Langkahnya ringan keluar area proyek. Hari ini ia bisa mulai membayar utang. Besok pagi adik-adiknya dapat kenyang dan tak lagi menatapi tanah bila tiba di gerbang sekolah. Kartu SPP mereka akan mulai diisi bagian administrasi. Guru-guru tidak perlu lagi menegur atau memulangkan mereka. Ia adalah kepala keluarga sekarang.

Oleh karena itu, semangatnya demikian membara. Amat gesit dan patuh. Tidak menunda bila dapat amanah. Langsung ditunaikan dengan kualitas memuaskan. Siapa yang tak senang melihat orang seperti itu? Ia bersinar di mata para kuli yang kerap meminta bantuannya.

Ia cemerlang di daftar penilaian mandornya. Beberapa orang bahkan mengungkapkan kekaguman atas gaya ikhtiarnya. Pemuda itu hanya tersenyum, berterima kasih, lalu kembali bekerja.

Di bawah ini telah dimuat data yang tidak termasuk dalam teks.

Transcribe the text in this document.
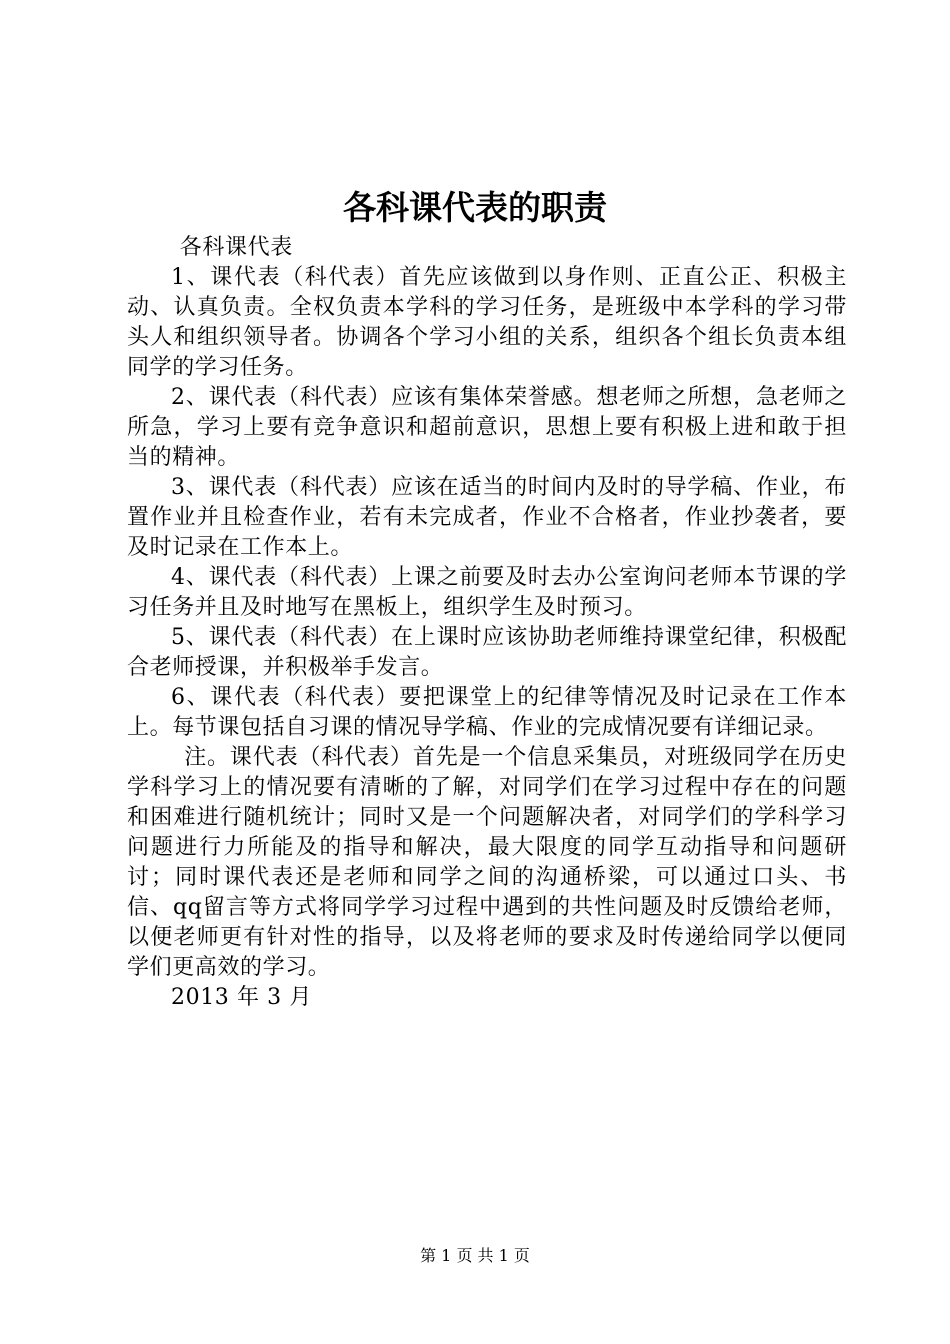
各科课代表的职责

各科课代表

1、课代表（科代表）首先应该做到以身作则、正直公正、积极主动、认真负责。全权负责本学科的学习任务，是班级中本学科的学习带头人和组织领导者。协调各个学习小组的关系，组织各个组长负责本组同学的学习任务。

2、课代表（科代表）应该有集体荣誉感。想老师之所想，急老师之所急，学习上要有竞争意识和超前意识，思想上要有积极上进和敢于担当的精神。

3、课代表（科代表）应该在适当的时间内及时的导学稿、作业，布置作业并且检查作业，若有未完成者，作业不合格者，作业抄袭者，要及时记录在工作本上。

4、课代表（科代表）上课之前要及时去办公室询问老师本节课的学习任务并且及时地写在黑板上，组织学生及时预习。

5、课代表（科代表）在上课时应该协助老师维持课堂纪律，积极配合老师授课，并积极举手发言。

6、课代表（科代表）要把课堂上的纪律等情况及时记录在工作本上。每节课包括自习课的情况导学稿、作业的完成情况要有详细记录。

注。课代表（科代表）首先是一个信息采集员，对班级同学在历史学科学习上的情况要有清晰的了解，对同学们在学习过程中存在的问题和困难进行随机统计；同时又是一个问题解决者，对同学们的学科学习问题进行力所能及的指导和解决，最大限度的同学互动指导和问题研讨；同时课代表还是老师和同学之间的沟通桥梁，可以通过口头、书信、qq留言等方式将同学学习过程中遇到的共性问题及时反馈给老师，以便老师更有针对性的指导，以及将老师的要求及时传递给同学以便同学们更高效的学习。

2013 年 3 月

第 1 页 共 1 页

Pada permulaan minggu ke-2 ia bekerja, seperti biasa, pemuda itu datang pagi-pagi sekali. Begitu rutinitas pekerjaan hampir dimulai, ia sudah bersiap-siap dan mengecek seluruh tugasnya kemarin. Ia tidak diwajibkan, tapi tetap saja dilakoninya. Saat pekerja-pekerja berdatangan, ia telah mengetahui apa-apa saja yang kurang dan perlu diperbaiki hari itu. Dan, ia pun kembali berjibaku.

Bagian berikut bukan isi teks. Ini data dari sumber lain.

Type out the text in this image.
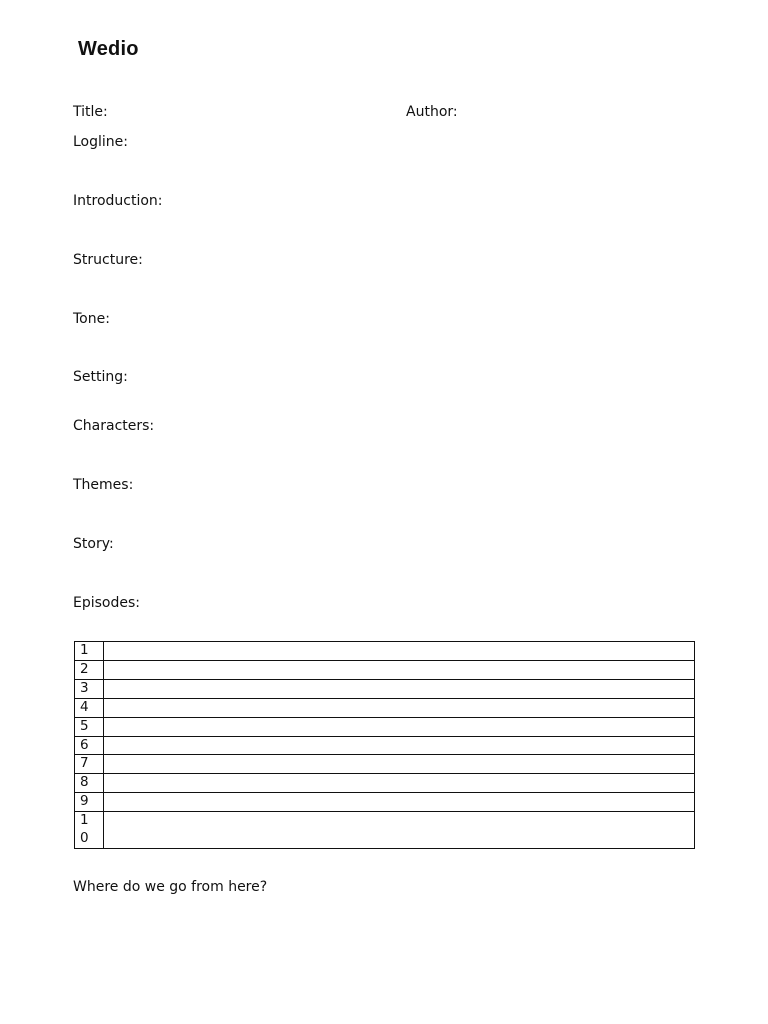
Wedio
Title:	Author:
Logline:
Introduction:
Structure:
Tone:
Setting:
Characters:
Themes:
Story:
Episodes:
1	

2	

3	

4	

5	

6	

7	

8	

9	

10	

Where do we go from here?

Hari hampir siang ketika proyek didatangi sang pemilik proyek. Mandor langsung menghadap. Lelaki tua dengan jas rapi dan janggut keperakan itu meminta diantar ke atas gedung yang hampir rampung. Mandor menyanggupi.

Sepanjang perjalanan, sang pemilik bertanya macam-macam tentang pembangunan. Mandor menjawabnya tangkas. Ia telah mengamati seluruh detail yang ada. Tidak ada masalah menjawab pertanyaan soal apa pun yang terkait dengan proyek. Sumber daya alamnya, sumber daya manusianya, perkiraan dan finishingnya. Sang pemilik mengangguk-angguk sambil mengedarkan pandangan. Mengangguk-angguk senang, progres gedungnya berjalan lancar.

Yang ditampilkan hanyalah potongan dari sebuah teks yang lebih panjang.